The Green Carnation Prize 2013 Longlist

Some of you will have already probably heard the news that the Green Carnation Prize 2013 longlist, which celebrates LGBT writing, was announced earlier today. For the first year in the prizes four years I’ve actually not done been on the judging panel or indeed been involved in the judging process/discussions (I have been doing all the admin behind the scenes) so it has all been rather weird and also extremely exciting as I have been desperate to know what the longlist would be. Well, here it is…

  • Gob’s Grief – Chris Adrian (Granta Books)
  • Five Star Billionaire – Tash Aw (4th Estate)
  • Maggie & Me – Damian Barr (Bloomsbury)
  • Environmental Studies – Maureen Duffy (Enitharmon)
  • Fallen Land – Patrick Flanery (Atlantic Books)
  • Black Bread White Beer – Niven Govinden (The Friday Project)
  • The Sea Inside – Philip Hoare (4th Estate)
  • May We Be Forgiven – A. M. Homes (Granta)
  • The Kills – Richard House (Picador)
  • Fanny & Stella – Neil McKenna (Faber and Faber)
  • Almost English – Charlotte Mendelson (Mantle Books)
  • Far From The Tree – Andrew Solomon (Chatto & Windus)

What an eclectic mix! I have only read two and a half of these so far (loved the Barr, need to review the brilliant Govinden – though I have interviewed him – and am now reading the Homes, by coincidence. for book club this week) and so I have decided that I will try, when the mood takes, to read them before the shortlist is announced on November the 5th. You can find out about the longlisted titles in more detail here.

What do you think of the list? Which of these have you read and what did you make of them?

22 Comments

Filed under The Green Carnation Prize

22 responses to “The Green Carnation Prize 2013 Longlist

  1. Roger Park

    I’ve also read Damian Barr’s “Maggie and Me” and loved it. I’m also just a few pages from the end of Andrew Solomon’s “Far From the Tree” which I am finding fascinating but it’s also so in depth that it’s rather slow going at times. Certainly anyone with a child who suffers from one of the conditions he describes will find it invaluable. In my own case, my grandmother was deaf and so I found the opening chapter on deafness of great interest.
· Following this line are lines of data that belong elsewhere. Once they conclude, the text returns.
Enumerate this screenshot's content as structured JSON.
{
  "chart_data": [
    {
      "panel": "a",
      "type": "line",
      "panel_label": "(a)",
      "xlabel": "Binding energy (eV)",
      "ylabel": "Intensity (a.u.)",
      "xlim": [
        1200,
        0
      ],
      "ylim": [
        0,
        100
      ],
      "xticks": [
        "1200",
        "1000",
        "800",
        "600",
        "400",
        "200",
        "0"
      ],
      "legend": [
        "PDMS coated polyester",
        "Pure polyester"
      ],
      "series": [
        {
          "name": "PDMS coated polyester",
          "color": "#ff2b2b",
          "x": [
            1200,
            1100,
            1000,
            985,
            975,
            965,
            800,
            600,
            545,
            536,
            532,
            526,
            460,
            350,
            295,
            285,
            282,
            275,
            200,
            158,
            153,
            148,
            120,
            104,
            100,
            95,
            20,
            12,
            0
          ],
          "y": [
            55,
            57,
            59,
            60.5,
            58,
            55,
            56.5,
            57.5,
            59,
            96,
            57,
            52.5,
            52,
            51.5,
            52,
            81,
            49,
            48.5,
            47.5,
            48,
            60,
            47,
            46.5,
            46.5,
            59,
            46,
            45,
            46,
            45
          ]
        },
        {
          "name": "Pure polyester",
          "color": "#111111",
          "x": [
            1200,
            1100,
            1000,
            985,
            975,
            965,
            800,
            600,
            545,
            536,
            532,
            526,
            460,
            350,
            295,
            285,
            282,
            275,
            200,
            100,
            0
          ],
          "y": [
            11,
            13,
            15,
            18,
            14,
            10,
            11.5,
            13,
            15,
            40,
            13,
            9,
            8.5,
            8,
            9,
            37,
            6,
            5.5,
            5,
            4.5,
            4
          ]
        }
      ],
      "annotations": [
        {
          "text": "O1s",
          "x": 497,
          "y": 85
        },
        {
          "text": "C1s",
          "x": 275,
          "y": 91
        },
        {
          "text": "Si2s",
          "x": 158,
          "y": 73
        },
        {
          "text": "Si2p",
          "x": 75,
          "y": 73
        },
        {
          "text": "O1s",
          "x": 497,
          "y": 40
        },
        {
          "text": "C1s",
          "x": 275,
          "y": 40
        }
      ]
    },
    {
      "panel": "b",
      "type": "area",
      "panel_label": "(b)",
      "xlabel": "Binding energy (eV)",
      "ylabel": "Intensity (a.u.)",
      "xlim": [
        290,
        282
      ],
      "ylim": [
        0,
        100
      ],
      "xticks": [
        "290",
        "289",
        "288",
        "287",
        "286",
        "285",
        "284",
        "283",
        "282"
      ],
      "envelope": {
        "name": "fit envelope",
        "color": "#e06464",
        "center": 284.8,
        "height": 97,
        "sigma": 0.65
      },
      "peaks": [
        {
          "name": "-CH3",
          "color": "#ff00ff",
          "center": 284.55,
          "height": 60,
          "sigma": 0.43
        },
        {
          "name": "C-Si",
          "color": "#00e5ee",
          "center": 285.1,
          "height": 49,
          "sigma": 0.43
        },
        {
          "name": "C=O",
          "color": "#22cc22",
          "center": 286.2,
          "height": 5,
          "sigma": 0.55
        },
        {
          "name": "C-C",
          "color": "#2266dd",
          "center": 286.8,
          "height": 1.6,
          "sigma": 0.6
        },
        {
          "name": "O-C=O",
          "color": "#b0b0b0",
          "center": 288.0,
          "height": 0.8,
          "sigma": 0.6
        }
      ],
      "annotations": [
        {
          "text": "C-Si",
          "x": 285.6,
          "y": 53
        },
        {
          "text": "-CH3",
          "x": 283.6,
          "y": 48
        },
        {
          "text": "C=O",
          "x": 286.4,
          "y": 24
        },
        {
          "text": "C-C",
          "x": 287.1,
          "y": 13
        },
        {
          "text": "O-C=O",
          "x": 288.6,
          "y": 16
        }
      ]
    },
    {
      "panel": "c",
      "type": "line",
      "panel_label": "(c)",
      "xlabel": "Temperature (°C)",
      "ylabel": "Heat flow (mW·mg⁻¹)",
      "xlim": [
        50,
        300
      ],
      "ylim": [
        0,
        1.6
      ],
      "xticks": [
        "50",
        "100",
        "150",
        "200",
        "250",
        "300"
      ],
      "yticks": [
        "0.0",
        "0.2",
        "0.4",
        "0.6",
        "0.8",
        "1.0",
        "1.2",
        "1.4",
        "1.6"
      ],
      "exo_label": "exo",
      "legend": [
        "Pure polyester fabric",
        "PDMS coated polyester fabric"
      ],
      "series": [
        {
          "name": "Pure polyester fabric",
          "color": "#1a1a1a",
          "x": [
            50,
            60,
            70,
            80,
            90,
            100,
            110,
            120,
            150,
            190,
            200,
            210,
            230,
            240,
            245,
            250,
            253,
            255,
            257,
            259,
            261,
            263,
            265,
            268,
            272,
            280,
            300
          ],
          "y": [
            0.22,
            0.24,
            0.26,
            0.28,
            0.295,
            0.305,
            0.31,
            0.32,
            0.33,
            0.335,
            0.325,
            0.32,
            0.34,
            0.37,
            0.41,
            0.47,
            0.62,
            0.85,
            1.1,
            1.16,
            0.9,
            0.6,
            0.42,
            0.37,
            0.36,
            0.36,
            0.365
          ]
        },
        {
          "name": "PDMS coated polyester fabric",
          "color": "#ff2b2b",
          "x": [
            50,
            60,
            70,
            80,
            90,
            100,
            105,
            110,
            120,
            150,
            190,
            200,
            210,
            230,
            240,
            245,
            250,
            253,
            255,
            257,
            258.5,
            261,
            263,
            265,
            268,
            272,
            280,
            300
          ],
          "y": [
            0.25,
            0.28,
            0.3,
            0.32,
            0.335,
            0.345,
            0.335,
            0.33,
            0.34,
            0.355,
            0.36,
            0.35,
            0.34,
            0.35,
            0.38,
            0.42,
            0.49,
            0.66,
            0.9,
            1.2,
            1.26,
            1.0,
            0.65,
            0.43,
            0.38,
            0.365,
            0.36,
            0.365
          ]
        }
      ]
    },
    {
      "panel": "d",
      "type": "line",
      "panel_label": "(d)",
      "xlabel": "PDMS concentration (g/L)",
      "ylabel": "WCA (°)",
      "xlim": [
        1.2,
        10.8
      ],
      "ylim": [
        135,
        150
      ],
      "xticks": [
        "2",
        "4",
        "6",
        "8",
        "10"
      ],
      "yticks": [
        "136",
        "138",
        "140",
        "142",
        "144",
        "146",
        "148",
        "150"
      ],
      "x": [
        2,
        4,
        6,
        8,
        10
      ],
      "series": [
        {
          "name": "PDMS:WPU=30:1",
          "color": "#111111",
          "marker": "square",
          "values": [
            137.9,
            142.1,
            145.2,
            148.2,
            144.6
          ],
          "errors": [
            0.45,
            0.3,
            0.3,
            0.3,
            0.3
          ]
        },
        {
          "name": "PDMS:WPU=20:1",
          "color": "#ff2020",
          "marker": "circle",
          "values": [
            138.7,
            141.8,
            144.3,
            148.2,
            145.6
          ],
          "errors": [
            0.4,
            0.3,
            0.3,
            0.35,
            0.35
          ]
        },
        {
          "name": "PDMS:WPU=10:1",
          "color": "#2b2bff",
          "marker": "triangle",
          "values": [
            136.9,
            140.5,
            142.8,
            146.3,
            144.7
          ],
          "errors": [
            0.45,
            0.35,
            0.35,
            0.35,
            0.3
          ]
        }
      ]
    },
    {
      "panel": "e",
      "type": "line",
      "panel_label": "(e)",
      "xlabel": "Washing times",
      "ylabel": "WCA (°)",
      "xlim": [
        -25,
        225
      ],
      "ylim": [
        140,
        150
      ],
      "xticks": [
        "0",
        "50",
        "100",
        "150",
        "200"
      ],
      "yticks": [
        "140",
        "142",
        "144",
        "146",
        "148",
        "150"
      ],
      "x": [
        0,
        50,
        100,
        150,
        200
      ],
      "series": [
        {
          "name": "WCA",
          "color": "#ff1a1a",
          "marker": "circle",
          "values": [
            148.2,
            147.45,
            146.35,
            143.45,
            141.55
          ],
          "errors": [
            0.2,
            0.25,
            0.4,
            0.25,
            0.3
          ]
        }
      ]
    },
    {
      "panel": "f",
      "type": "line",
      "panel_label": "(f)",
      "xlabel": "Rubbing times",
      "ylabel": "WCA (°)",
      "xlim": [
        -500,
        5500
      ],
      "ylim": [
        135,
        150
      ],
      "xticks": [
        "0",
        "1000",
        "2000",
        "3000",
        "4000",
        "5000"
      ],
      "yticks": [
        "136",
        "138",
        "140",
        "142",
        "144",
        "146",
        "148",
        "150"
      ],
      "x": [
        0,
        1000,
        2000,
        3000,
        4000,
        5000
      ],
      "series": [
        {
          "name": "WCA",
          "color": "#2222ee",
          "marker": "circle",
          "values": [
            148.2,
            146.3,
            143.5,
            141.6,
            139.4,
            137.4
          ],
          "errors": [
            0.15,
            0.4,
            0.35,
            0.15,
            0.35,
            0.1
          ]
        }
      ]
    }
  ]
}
  2. I’ve only read a few, but I absolutely loved Fallen Land. It’s one of my favorites so far this year – such a timely, uniquely creepy story.

  3. queenofthepark

    Homes’ novel was just brilliant, keen to hear what you think
    I have Almost English on my birthday TBR and I think it’s next up
    Didn’t persevere with Five star Billionaire. very long and didn’t hold me
    Some fascinating titles there

    • Alas as you will be able to see from my review on Friday I didn’t love the Homes as much as I hoped I would though I think her writing is incredible, there was just too much of it and too much going on in it. I adored Almost English, gorgeous book.

  4. David

    I’ve only read ‘Fallen Land’ (which I loved – a literary thriller that I thought was even better than ‘Absolution’) and ‘May We Be Forgiven’ (absolutely bonkers but I thought that was used to great effect to show how mad the modern world can be). I have copies of the other three Booker longlisters and the Govinden though I’m not sure when I’ll get around to them as I’m currently immersed in reading my way through this year’s Giller Prize longlist and trying to finish reading the Booker shortlist (plus there are a few new Australian novels that I really want to get to, including a new Alex Miller).

    ‘Gob’s Grief’ is an interesting inclusion – I bet there aren’t many instances of a book turning up on a prize list 12 years after initial publication!

    • Oooh I don’t know David, I think a few books have been longlisted long after they were first published Emma Donoghue’s The Sealed Letter was another a while back. Though I don’t think it is common, shows an additional plus to prizes though doesn’t it!

  5. I’ve read one of these and have two others on my shelf already. Looking forward to checking out the rest of them!

  6. I’ve read none of these. I’ve read plenty of vintage LGBT fiction, but I don’t think I have read anything current since I read Aciman’s Call Me By Your Name. This might be a good time to change that. (But two of those are enormous, I might steer clear of those.)

    • I liked Call Me By Your Name, though I have never looked at a peach the same way again – that is all I am saying. I will say though, if you want an LGBT ‘story’ not all of these have that, in fact not many do. I think you would LOVE Maggie and Me.

  7. The only one I’ve read is Far From the Tree, which was excellent. I rarely read nonfiction so the fact that I not only got through all 800 pages but enjoyed it really says something. The only other book on the list I’ve even heard of is May We Be Forgiven. I’ll have to check out some of the others!

  8. I actually gave up on the Homes and I rarely leave a book unfinished….

  9. what a diverse list this year ,all the best stu

  10. I’ve only read Maggie and Me, which I LOVED, so fingers crossed that wins. I want to read Fanny and Stella as well.